The Lord has not promised us a life without pain and suffering. However He has promised to never leave us or forsake us.
As we go through each day, the trivial challenges can seem larger than they really are until our life is interrupted with a pain of deep suffering. It’s during these times we readjust our priorities and realize what is truly important. It is during these times we allow the Holy Spirit to shine His light on our journey of pain. Then we can discover within the silver lining of pain and suffering nuggets of Truth and treasures we would never have known had we not traveled this path.
Ginger O'Neill
Tuesday, February 23, 2010
Sinners in the Hands of a Loving God
No one likes to be criticized, judged or rejected. The Lord has put within each of us a need for acceptance. Everyone wants to be loved and valued.
This is not hard to understand when you are the one who feels judged, criticized or ostracized. The injustice rises up in us and we often react in our human frailty. Our personalities can influence how we react.
There are three ways to handle criticism, judgment and rejection from others.
Some people are ready for a fight when they are criticized, judged, or feel left out. They go into attack mode. The anger rises up with explosive words that can never be taken back. Sometimes their anger can be so extreme they vent their rage with physical violence against property or even another person.
A second way people react when hurt by others is to flee and run away from the pain. Some people run to something that will make them feel good temporarily. Perhaps that is why we live in a world with so many addictions to food, drugs and alcohol. Other people try to soothe their pain with material possessions. Although we know that these are only temporary fixes, we often run to them. Sometimes we aren’t running to a quick fix but rather we are just running away from the pain. We seclude ourselves to nurse our wounds and suffer in our injustice. In other words, we run away and internalize our anger and hurt.
The advertising and marketing industries as well as the pharmaceutical companies have prospered greatly as a result of these choices of fight or flight.
What then can we do? How can we avoid situations that cause us to be angry? The truth is we can’t. We live in an imperfect world with imperfect people. The Lord tells us, “ Be angry and sin not”. Rather than fight or flight there is a third and better choice.
When we are hurt, rejected or disrespected we have the third choice: faith. Not faith in ourselves to have self-control over our anger or faith in the replacements that give us a temporary relief to soothe our pain. But faith in God who promises to be our refuge and strength, a very present help in trouble.
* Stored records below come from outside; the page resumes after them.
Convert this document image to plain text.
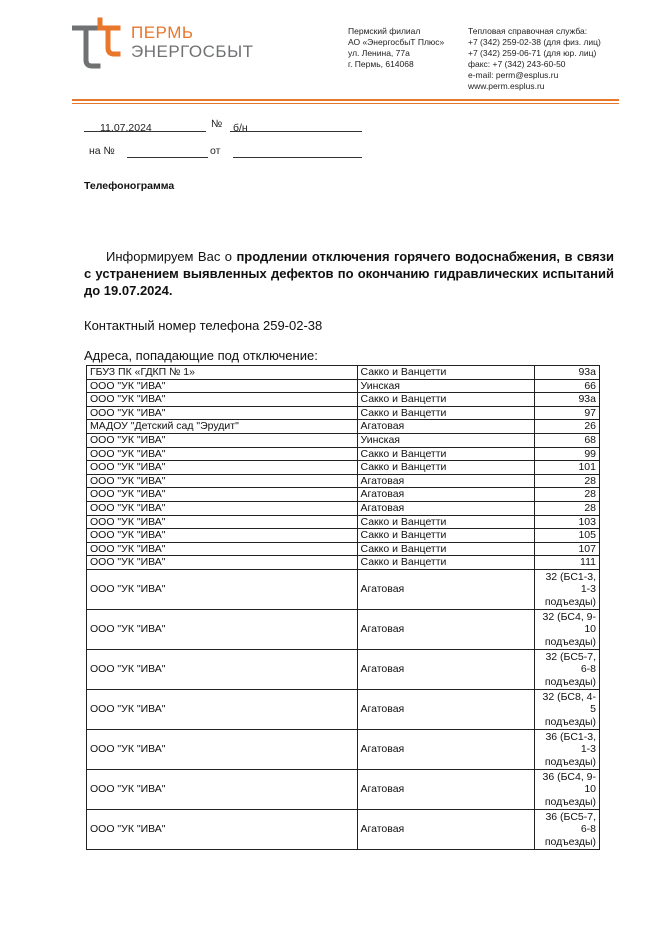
ПЕРМЬ
ЭНЕРГОСБЫТ
Пермский филиал
АО «ЭнергосбыТ Плюс»
ул. Ленина, 77а
г. Пермь, 614068
Тепловая справочная служба:
+7 (342) 259-02-38 (для физ. лиц)
+7 (342) 259-06-71 (для юр. лиц)
факс: +7 (342) 243-60-50
e-mail: perm@esplus.ru
www.perm.esplus.ru
11.07.2024	№ б/н
на №	от
Телефонограмма
Информируем Вас о продлении отключения горячего водоснабжения, в связи с устранением выявленных дефектов по окончанию гидравлических испытаний до 19.07.2024.
Контактный номер телефона 259-02-38
Адреса, попадающие под отключение:
ГБУЗ ПК «ГДКП № 1»	Сакко и Ванцетти	93а
ООО "УК "ИВА"	Уинская	66
ООО "УК "ИВА"	Сакко и Ванцетти	93а
ООО "УК "ИВА"	Сакко и Ванцетти	97
МАДОУ "Детский сад "Эрудит"	Агатовая	26
ООО "УК "ИВА"	Уинская	68
ООО "УК "ИВА"	Сакко и Ванцетти	99
ООО "УК "ИВА"	Сакко и Ванцетти	101
ООО "УК "ИВА"	Агатовая	28
ООО "УК "ИВА"	Агатовая	28
ООО "УК "ИВА"	Агатовая	28
ООО "УК "ИВА"	Сакко и Ванцетти	103
ООО "УК "ИВА"	Сакко и Ванцетти	105
ООО "УК "ИВА"	Сакко и Ванцетти	107
ООО "УК "ИВА"	Сакко и Ванцетти	111
ООО "УК "ИВА"	Агатовая	32 (БС1-3, 1-3 подъезды)
ООО "УК "ИВА"	Агатовая	32 (БС4, 9-10 подъезды)
ООО "УК "ИВА"	Агатовая	32 (БС5-7, 6-8 подъезды)
ООО "УК "ИВА"	Агатовая	32 (БС8, 4-5 подъезды)
ООО "УК "ИВА"	Агатовая	36 (БС1-3, 1-3 подъезды)
ООО "УК "ИВА"	Агатовая	36 (БС4, 9-10 подъезды)
ООО "УК "ИВА"	Агатовая	36 (БС5-7, 6-8 подъезды)
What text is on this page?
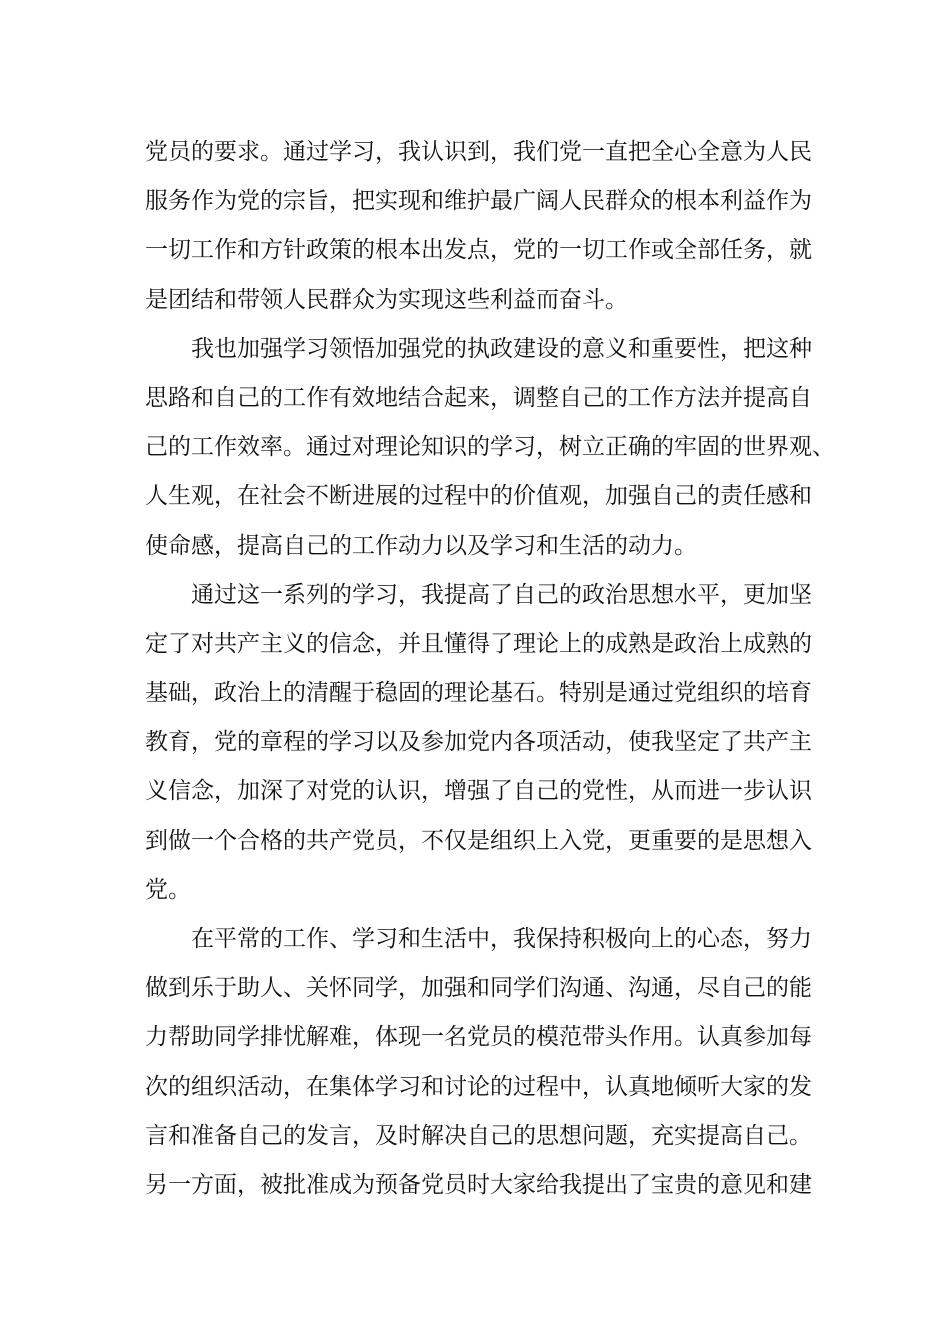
党员的要求。通过学习，我认识到，我们党一直把全心全意为人民
服务作为党的宗旨，把实现和维护最广阔人民群众的根本利益作为
一切工作和方针政策的根本出发点，党的一切工作或全部任务，就
是团结和带领人民群众为实现这些利益而奋斗。
我也加强学习领悟加强党的执政建设的意义和重要性，把这种
思路和自己的工作有效地结合起来，调整自己的工作方法并提高自
己的工作效率。通过对理论知识的学习，树立正确的牢固的世界观、
人生观，在社会不断进展的过程中的价值观，加强自己的责任感和
使命感，提高自己的工作动力以及学习和生活的动力。
通过这一系列的学习，我提高了自己的政治思想水平，更加坚
定了对共产主义的信念，并且懂得了理论上的成熟是政治上成熟的
基础，政治上的清醒于稳固的理论基石。特别是通过党组织的培育
教育，党的章程的学习以及参加党内各项活动，使我坚定了共产主
义信念，加深了对党的认识，增强了自己的党性，从而进一步认识
到做一个合格的共产党员，不仅是组织上入党，更重要的是思想入
党。
在平常的工作、学习和生活中，我保持积极向上的心态，努力
做到乐于助人、关怀同学，加强和同学们沟通、沟通，尽自己的能
力帮助同学排忧解难，体现一名党员的模范带头作用。认真参加每
次的组织活动，在集体学习和讨论的过程中，认真地倾听大家的发
言和准备自己的发言，及时解决自己的思想问题，充实提高自己。
另一方面，被批准成为预备党员时大家给我提出了宝贵的意见和建
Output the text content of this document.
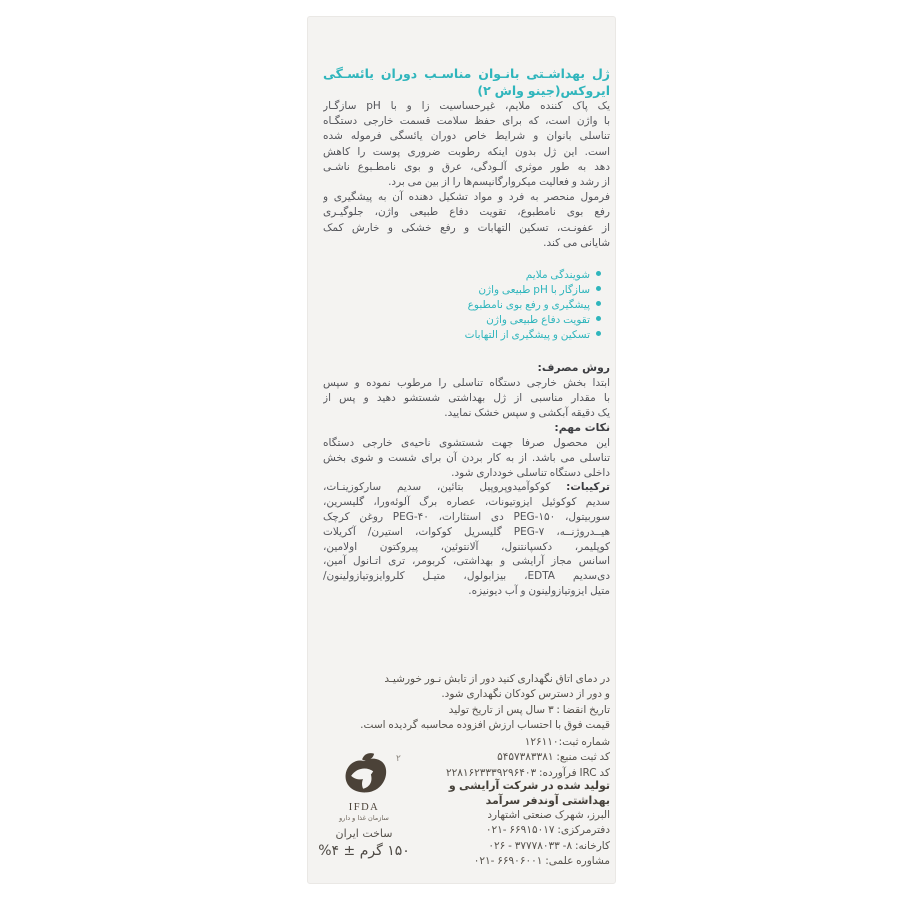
ژل بهداشـتی بانـوان مناسـب دوران یائسـگی
ایروکس(جینو واش ۲)
یک پاک کننده ملایم، غیرحساسیت زا و با pH سازگـار
با واژن است، که برای حفظ سلامت قسمت خارجی دستگـاه
تناسلی بانوان و شرایط خاص دوران یائسگی فرموله شده
است. این ژل بدون اینکه رطوبت ضروری پوست را کاهش
دهد به طور موثری آلـودگی، عرق و بوی نامطـبوع ناشـی
از رشد و فعالیت میکروارگانیسم‌ها را از بین می برد.
فرمول منحصر به فرد و مواد تشکیل دهنده آن به پیشگیری و
رفع بوی نامطبوع، تقویت دفاع طبیعی واژن، جلوگیـری
از عفونـت، تسکین التهابات و رفع خشکی و خارش کمک
شایانی می کند.
شویندگی ملایم
سازگار با pH طبیعی واژن
پیشگیری و رفع بوی نامطبوع
تقویت دفاع طبیعی واژن
تسکین و پیشگیری از التهابات
روش مصرف:
ابتدا بخش خارجی دستگاه تناسلی را مرطوب نموده و سپس
با مقدار مناسبی از ژل بهداشتی شستشو دهید و پس از
یک دقیقه آبکشی و سپس خشک نمایید.
نکات مهم:
این محصول صرفا جهت شستشوی ناحیه‌ی خارجی دستگاه
تناسلی می باشد. از به کار بردن آن برای شست و شوی بخش
داخلی دستگاه تناسلی خودداری شود.
ترکیبات: کوکوآمیدوپروپیل بتائین، سدیم سارکوزینـات،
سدیم کوکوئیل ایزوتیونات، عصاره برگ آلوئه‌ورا، گلیسرین،
سوربیتول، ‪PEG-۱۵۰‬ دی استئارات، ‪PEG-۴۰‬ روغن کرچک
هیــدروژنــه، ‪PEG-۷‬ گلیسریل کوکوات، استیرن/ آکریلات
کوپلیمر، دکسپانتنول، آلانتوئین، پیروکتون اولامین،
اسانس مجاز آرایشی و بهداشتی، کربومر، تری اتـانول آمین،
دی‌سدیم EDTA، بیزابولول، متیـل کلروایزوتیازولینون/
متیل ایزوتیازولینون و آب دیونیزه.
در دمای اتاق نگهداری کنید دور از تابش نـور خورشیـد
و دور از دسترس کودکان نگهداری شود.
تاریخ انقضا : ۳ سال پس از تاریخ تولید
قیمت فوق با احتساب ارزش افزوده محاسبه گردیده است.
شماره ثبت:۱۲۶۱۱۰
کد ثبت منبع: ۵۴۵۷۳۸۳۳۸۱
کد IRC فرآورده: ۲۲۸۱۶۲۳۳۳۹۲۹۶۴۰۳
تولید شده در شرکت آرایشی و
بهداشتی آوندفر سرآمد
البرز، شهرک صنعتی اشتهارد
دفترمرکزی: ۶۶۹۱۵۰۱۷ -۰۲۱
کارخانه: ۸- ۳۷۷۷۸۰۳۳ - ۰۲۶
مشاوره علمی: ۶۶۹۰۶۰۰۱ -۰۲۱
IFDA
سازمان غذا و دارو
ساخت ایران
۱۵۰ گرم ± ۴%
۲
He will always be there for us when we are hurt, disappointed or angry. He promises to never leave us or forsake us.
Rather than running away and hiding in our anger or running to a replacement, have faith in the Lord God, our refuge. When we are angry and about to explode in words or actions we can trust the Lord to be our strength. He will uphold us with His righteous right hand.
As we choose faith in the Lord, He will give us the ability to forgive others just as He has forgiven us. He will also give us the wisdom we need in each situation. He has promised to turn our mourning into dancing and weeping into laughing. He has promised to show us the path of life: In His presence is fullness of joy.